Use PromptTemplate for custom HuggingFace model #322

joshpopelka20 · 2024-05-16T20:36:13Z

I'm trying to use a HF hub model that allows for function calling. From the docs, it seems as long as you have an access_token, you can use an HF model. This is the code for the model I want to use:

llm = Runner(
    which=Which.GGUF(
        tok_model_id="NousResearch/Meta-Llama-3-8B-Instruct",
        quantized_model_id="NousResearch/Hermes-2-Pro-Llama-3-8B-GGUF",
        quantized_filename="Hermes-2-Pro-Llama-3-8B-Q4_K_M.gguf",
        tokenizer_json=None,
        repeat_last_n=64,
    ),
    token_source=access_token,
)

I want to pass a custom Prompt (or Prompt Template) using the Prompt that the model uses for json mode.
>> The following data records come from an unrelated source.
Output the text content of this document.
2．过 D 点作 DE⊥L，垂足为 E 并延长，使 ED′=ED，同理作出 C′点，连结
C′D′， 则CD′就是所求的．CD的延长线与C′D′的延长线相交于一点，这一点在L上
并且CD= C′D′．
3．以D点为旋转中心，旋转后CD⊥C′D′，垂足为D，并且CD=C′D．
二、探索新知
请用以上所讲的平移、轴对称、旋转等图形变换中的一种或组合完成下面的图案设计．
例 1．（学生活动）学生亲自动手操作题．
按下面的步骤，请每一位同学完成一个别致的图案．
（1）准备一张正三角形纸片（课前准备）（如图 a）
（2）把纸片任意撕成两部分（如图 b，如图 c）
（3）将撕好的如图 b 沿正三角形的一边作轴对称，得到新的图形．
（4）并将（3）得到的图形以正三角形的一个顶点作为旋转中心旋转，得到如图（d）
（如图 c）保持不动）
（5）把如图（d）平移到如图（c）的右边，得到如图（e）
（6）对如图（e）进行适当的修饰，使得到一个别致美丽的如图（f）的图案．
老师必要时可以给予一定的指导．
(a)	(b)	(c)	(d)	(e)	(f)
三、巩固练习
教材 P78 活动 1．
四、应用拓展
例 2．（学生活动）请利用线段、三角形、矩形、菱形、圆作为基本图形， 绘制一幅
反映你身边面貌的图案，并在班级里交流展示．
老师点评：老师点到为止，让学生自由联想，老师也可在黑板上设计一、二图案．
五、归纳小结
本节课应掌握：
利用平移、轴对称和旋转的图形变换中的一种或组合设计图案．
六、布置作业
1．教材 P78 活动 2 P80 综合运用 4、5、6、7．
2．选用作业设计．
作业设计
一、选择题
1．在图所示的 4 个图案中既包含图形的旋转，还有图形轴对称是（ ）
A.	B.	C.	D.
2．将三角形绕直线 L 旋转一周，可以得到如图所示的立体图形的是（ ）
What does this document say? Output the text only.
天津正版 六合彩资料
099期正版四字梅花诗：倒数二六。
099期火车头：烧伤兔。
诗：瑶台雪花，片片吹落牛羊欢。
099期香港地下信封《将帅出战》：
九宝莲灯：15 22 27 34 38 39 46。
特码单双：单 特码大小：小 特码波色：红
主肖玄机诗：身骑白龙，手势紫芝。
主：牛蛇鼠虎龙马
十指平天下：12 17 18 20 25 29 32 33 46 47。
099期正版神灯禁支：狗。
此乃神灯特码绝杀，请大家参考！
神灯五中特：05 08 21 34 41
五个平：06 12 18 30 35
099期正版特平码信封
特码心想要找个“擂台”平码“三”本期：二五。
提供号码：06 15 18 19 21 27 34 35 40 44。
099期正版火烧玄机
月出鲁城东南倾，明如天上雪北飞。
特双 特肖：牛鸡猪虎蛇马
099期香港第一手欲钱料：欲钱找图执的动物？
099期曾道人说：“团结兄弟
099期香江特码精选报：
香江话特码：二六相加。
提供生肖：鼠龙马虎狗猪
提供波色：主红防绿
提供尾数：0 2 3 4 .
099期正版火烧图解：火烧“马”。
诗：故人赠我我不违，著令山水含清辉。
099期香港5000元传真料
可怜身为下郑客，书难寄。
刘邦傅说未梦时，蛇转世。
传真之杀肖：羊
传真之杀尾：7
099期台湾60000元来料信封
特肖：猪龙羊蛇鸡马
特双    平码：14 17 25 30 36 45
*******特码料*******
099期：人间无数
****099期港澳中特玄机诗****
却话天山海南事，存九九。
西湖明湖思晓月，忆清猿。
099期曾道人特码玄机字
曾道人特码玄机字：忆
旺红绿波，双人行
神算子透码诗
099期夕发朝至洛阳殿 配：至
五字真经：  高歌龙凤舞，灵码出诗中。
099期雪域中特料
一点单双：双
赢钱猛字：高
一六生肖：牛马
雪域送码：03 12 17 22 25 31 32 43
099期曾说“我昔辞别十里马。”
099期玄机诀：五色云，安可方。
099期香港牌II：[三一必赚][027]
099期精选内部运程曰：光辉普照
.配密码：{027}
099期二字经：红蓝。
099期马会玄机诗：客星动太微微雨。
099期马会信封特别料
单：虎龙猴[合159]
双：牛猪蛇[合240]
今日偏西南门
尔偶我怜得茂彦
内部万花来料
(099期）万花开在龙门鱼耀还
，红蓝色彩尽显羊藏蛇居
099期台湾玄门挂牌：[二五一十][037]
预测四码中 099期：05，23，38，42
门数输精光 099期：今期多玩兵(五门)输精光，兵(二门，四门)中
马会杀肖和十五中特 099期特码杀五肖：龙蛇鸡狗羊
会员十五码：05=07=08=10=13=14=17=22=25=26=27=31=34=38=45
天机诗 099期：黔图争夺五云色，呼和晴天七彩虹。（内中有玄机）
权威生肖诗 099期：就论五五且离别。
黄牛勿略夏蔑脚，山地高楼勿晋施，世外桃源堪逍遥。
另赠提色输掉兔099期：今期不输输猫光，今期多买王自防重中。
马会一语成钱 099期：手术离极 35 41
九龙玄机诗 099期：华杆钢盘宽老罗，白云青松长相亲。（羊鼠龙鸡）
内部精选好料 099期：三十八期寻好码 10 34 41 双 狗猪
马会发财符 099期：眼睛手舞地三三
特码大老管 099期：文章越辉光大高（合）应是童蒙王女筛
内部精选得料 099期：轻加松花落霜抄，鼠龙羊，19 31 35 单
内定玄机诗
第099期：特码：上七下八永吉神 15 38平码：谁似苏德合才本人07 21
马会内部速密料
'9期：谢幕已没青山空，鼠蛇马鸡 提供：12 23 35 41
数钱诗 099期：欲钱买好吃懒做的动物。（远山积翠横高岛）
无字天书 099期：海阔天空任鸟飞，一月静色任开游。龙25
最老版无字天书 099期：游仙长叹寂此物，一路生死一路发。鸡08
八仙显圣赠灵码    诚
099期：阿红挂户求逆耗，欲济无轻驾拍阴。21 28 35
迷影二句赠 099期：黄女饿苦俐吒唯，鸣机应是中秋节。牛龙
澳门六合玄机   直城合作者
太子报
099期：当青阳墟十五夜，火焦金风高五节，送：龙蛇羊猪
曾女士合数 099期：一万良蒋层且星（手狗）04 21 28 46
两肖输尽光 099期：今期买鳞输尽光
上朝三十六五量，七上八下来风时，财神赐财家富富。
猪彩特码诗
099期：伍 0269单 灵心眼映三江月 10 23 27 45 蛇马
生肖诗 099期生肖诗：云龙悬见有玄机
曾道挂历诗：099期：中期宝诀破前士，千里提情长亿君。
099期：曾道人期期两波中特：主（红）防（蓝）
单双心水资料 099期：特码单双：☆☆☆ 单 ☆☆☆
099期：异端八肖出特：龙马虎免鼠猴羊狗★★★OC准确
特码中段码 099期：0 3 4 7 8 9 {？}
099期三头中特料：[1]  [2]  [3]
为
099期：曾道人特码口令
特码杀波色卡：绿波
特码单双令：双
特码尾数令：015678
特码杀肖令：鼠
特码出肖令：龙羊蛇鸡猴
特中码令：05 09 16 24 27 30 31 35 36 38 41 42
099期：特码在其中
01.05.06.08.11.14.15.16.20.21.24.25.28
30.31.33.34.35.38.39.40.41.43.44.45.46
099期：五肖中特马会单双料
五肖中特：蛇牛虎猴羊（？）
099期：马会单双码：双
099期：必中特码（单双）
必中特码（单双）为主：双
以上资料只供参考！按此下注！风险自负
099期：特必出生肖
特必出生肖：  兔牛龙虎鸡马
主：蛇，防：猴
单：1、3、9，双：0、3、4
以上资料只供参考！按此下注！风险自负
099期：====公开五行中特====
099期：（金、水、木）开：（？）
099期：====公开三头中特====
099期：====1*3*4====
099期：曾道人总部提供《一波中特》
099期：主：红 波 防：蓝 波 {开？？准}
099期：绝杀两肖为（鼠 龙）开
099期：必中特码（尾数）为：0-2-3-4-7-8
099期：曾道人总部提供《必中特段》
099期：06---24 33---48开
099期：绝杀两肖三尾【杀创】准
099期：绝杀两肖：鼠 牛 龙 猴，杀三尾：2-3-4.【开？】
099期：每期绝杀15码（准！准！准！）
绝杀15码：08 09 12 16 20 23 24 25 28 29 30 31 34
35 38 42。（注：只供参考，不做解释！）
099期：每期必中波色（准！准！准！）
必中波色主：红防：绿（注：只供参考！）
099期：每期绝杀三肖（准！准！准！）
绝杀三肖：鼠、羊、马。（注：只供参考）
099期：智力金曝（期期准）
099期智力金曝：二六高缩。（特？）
This is the code that I've tried, but it just seems to hang:

output = llm.send_completion_request(
    CompletionRequest(
        model="llama",
        prompt=prompt,
        echo_prompt=True,
        presence_penalty=1.0,
        top_p=0.1,
        temperature=0.1,
    )
)

Any idea on how to send a custom Prompt?

The text was updated successfully, but these errors were encountered:

joshpopelka20 · 2024-05-17T15:56:58Z

It loads the model in iteractive mode ./mistralrs_server -i --token-source "literal:hf_..." --port 1234 --log output.log gguf -m NousResearch/Hermes-2-Pro-Llama-3-8B-GGUF -t NousResearch/Meta-Llama-3-8B-Instruct -f Hermes-2-Pro-Llama-3-8B-Q4_K_M.gguf and runs pretty quickly when I send a simple prompt.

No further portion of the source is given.